Suaranusantara.com- Gubernur DKI Jakarta, Pramono Anung akan menertibkan penerima manfaat bantuan sosial (bansos) yang kedapatan digunakan untuk judi online (judol). Pramono melakukan hal ini menyusul adanya temuan dari Pusat Pelaporan dan Analisis Transaksi Keuangan (PPATK) terkait ribuan penerima bansos yang terindikasi terlibat dalam aktivitas perjudian daring.
Ada sebanyak 602.000 warga Jakarta yang diketahui terlibat judol dari hasil temuan PPATK. Untuk itu, Pemprov DKI Jakarta akan segera berkoordinasi dengan instansi terkait untuk memastikan penyaluran bansos tetap tepat sasaran.
“Memang ada data dari PPATK. Kami akan segera tertibkan untuk itu,” kata Pramono di RS Sumber Waras, Jakarta Barat, Senin 27 Oktober 2025
Sebelumnya, Wakil Gubernur Jakarta,Rano Karno menyebut sekitar 5.000 penerima bansos di Jakarta diduga terlibat judi online. Dana bantuan sepertiKJPdan KJMU bahkan digunakan untuk aktivitas itu.

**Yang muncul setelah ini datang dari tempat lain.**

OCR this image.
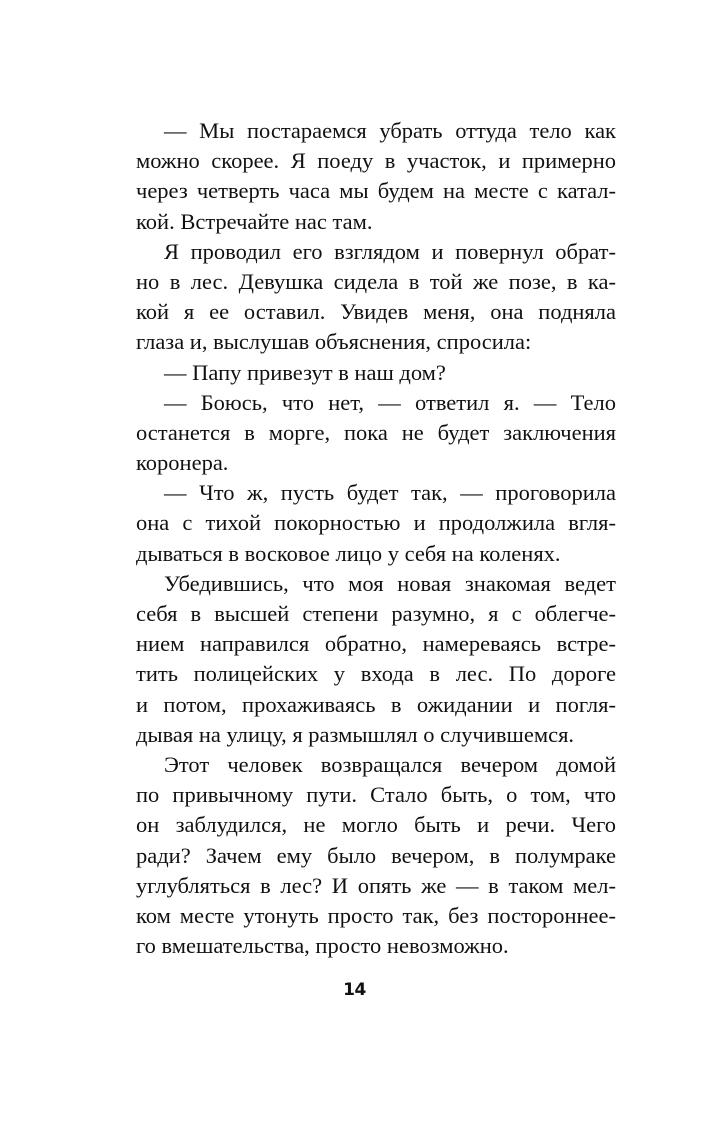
— Мы постараемся убрать оттуда тело как
можно скорее. Я поеду в участок, и примерно
через четверть часа мы будем на месте с катал-
кой. Встречайте нас там.
Я проводил его взглядом и повернул обрат-
но в лес. Девушка сидела в той же позе, в ка-
кой я ее оставил. Увидев меня, она подняла
глаза и, выслушав объяснения, спросила:
— Папу привезут в наш дом?
— Боюсь, что нет, — ответил я. — Тело
останется в морге, пока не будет заключения
коронера.
— Что ж, пусть будет так, — проговорила
она с тихой покорностью и продолжила вгля-
дываться в восковое лицо у себя на коленях.
Убедившись, что моя новая знакомая ведет
себя в высшей степени разумно, я с облегче-
нием направился обратно, намереваясь встре-
тить полицейских у входа в лес. По дороге
и потом, прохаживаясь в ожидании и погля-
дывая на улицу, я размышлял о случившемся.
Этот человек возвращался вечером домой
по привычному пути. Стало быть, о том, что
он заблудился, не могло быть и речи. Чего
ради? Зачем ему было вечером, в полумраке
углубляться в лес? И опять же — в таком мел-
ком месте утонуть просто так, без постороннее-
го вмешательства, просто невозможно.
14
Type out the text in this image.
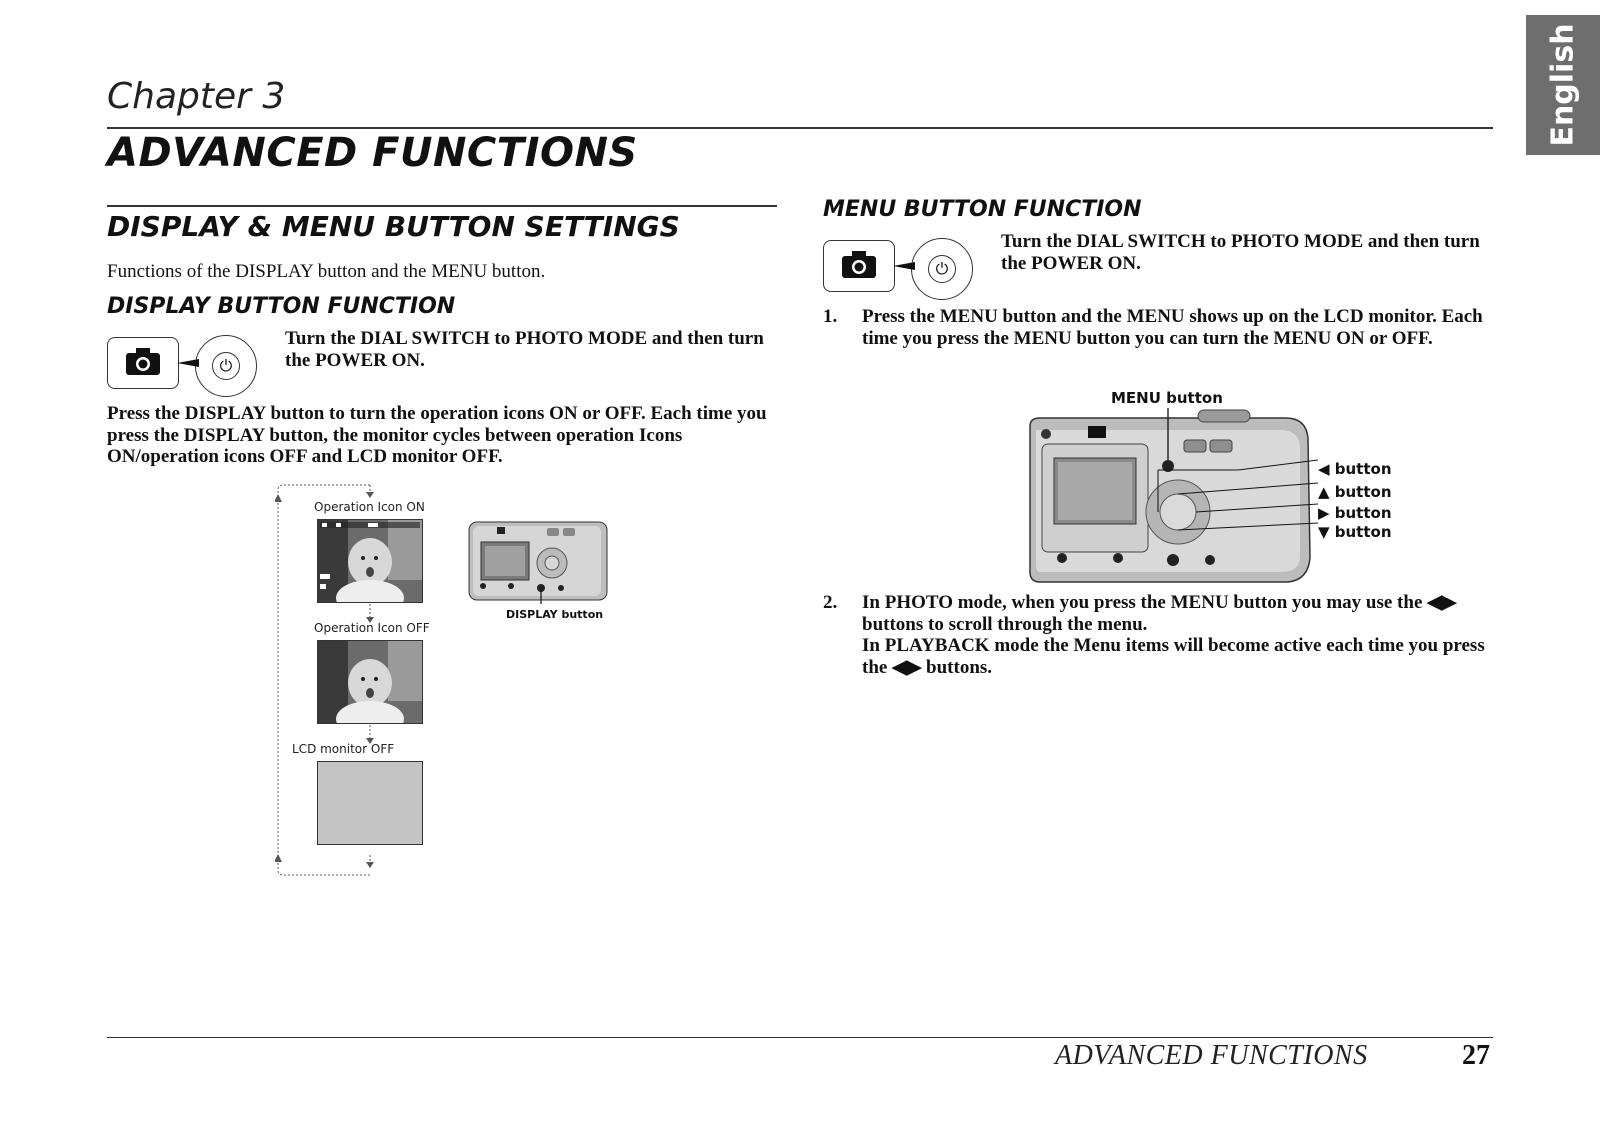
Chapter 3
ADVANCED FUNCTIONS
English
DISPLAY & MENU BUTTON SETTINGS
Functions of the DISPLAY button and the MENU button.
DISPLAY BUTTON FUNCTION
⏻
Turn the DIAL SWITCH to PHOTO MODE and then turn the POWER ON.
Press the DISPLAY button to turn the operation icons ON or OFF. Each time you press the DISPLAY button, the monitor cycles between operation Icons ON/operation icons OFF and LCD monitor OFF.
Operation Icon ON
Operation Icon OFF
LCD monitor OFF
DISPLAY button
MENU BUTTON FUNCTION
⏻
Turn the DIAL SWITCH to PHOTO MODE and then turn the POWER ON.
1. Press the MENU button and the MENU shows up on the LCD monitor. Each time you press the MENU button you can turn the MENU ON or OFF.
MENU button
◀ button
▲ button
▶ button
▼ button
2. In PHOTO mode, when you press the MENU button you may use the ◀▶ buttons to scroll through the menu.
In PLAYBACK mode the Menu items will become active each time you press the ◀▶ buttons.
ADVANCED FUNCTIONS	27
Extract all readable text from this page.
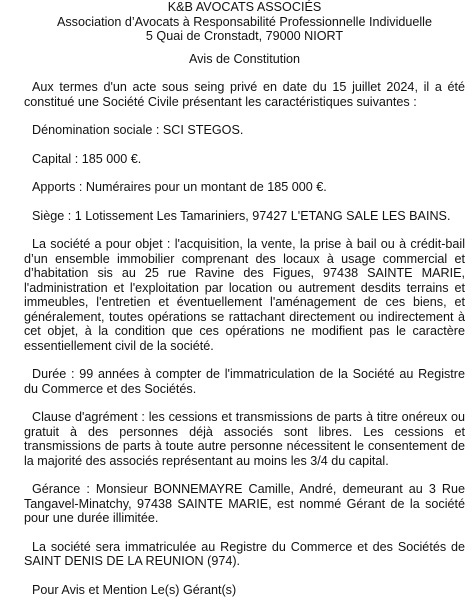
K&B AVOCATS ASSOCIÉS
Association d’Avocats à Responsabilité Professionnelle Individuelle
5 Quai de Cronstadt, 79000 NIORT
Avis de Constitution

Aux termes d'un acte sous seing privé en date du 15 juillet 2024, il a été constitué une Société Civile présentant les caractéristiques suivantes :

Dénomination sociale : SCI STEGOS.

Capital : 185 000 €.

Apports : Numéraires pour un montant de 185 000 €.

Siège : 1 Lotissement Les Tamariniers, 97427 L'ETANG SALE LES BAINS.

La société a pour objet : l'acquisition, la vente, la prise à bail ou à crédit-bail d’un ensemble immobilier comprenant des locaux à usage commercial et d’habitation sis au 25 rue Ravine des Figues, 97438 SAINTE MARIE, l'administration et l'exploitation par location ou autrement desdits terrains et immeubles, l'entretien et éventuellement l'aménagement de ces biens, et généralement, toutes opérations se rattachant directement ou indirectement à cet objet, à la condition que ces opérations ne modifient pas le caractère essentiellement civil de la société.

Durée : 99 années à compter de l'immatriculation de la Société au Registre du Commerce et des Sociétés.

Clause d'agrément : les cessions et transmissions de parts à titre onéreux ou gratuit à des personnes déjà associés sont libres. Les cessions et transmissions de parts à toute autre personne nécessitent le consentement de la majorité des associés représentant au moins les 3/4 du capital.

Gérance : Monsieur BONNEMAYRE Camille, André, demeurant au 3 Rue Tangavel-Minatchy, 97438 SAINTE MARIE, est nommé Gérant de la société pour une durée illimitée.

La société sera immatriculée au Registre du Commerce et des Sociétés de SAINT DENIS DE LA REUNION (974).

Pour Avis et Mention Le(s) Gérant(s)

“Berdasar penelusuran PPATK terungkap sekitar 602 ribu warga Jakarta terlibat judi online, 5.000 diantaranya diduga penerima bansos. Nah, yang ngeri ini, transaksinya mencapai Rp 3,12 triliun,” ujar Rano, Minggu 26 Oktober 2025.
Tercatat Rp15 ribu dana bansos mengalir ke judi online. Pemerintah kini mencari cara mencegah penyalahgunaan bantuan di era digital.
Diketahui, pada beberapa waktu lalu, Pramono juga mengatakan akan mencabut bansos yang kedapatan digunakan untuk judol.
Bagi penerima manfaat bansos yang kedapatan judol maka akan diberikan pembinaan. “Ya tentunya kita nggak akan narik bansosnya, tapi akan lakukan pembinaan,” kata Pramono di Balai Kota DKI Jakarta, Rabu 30 Juli 2025.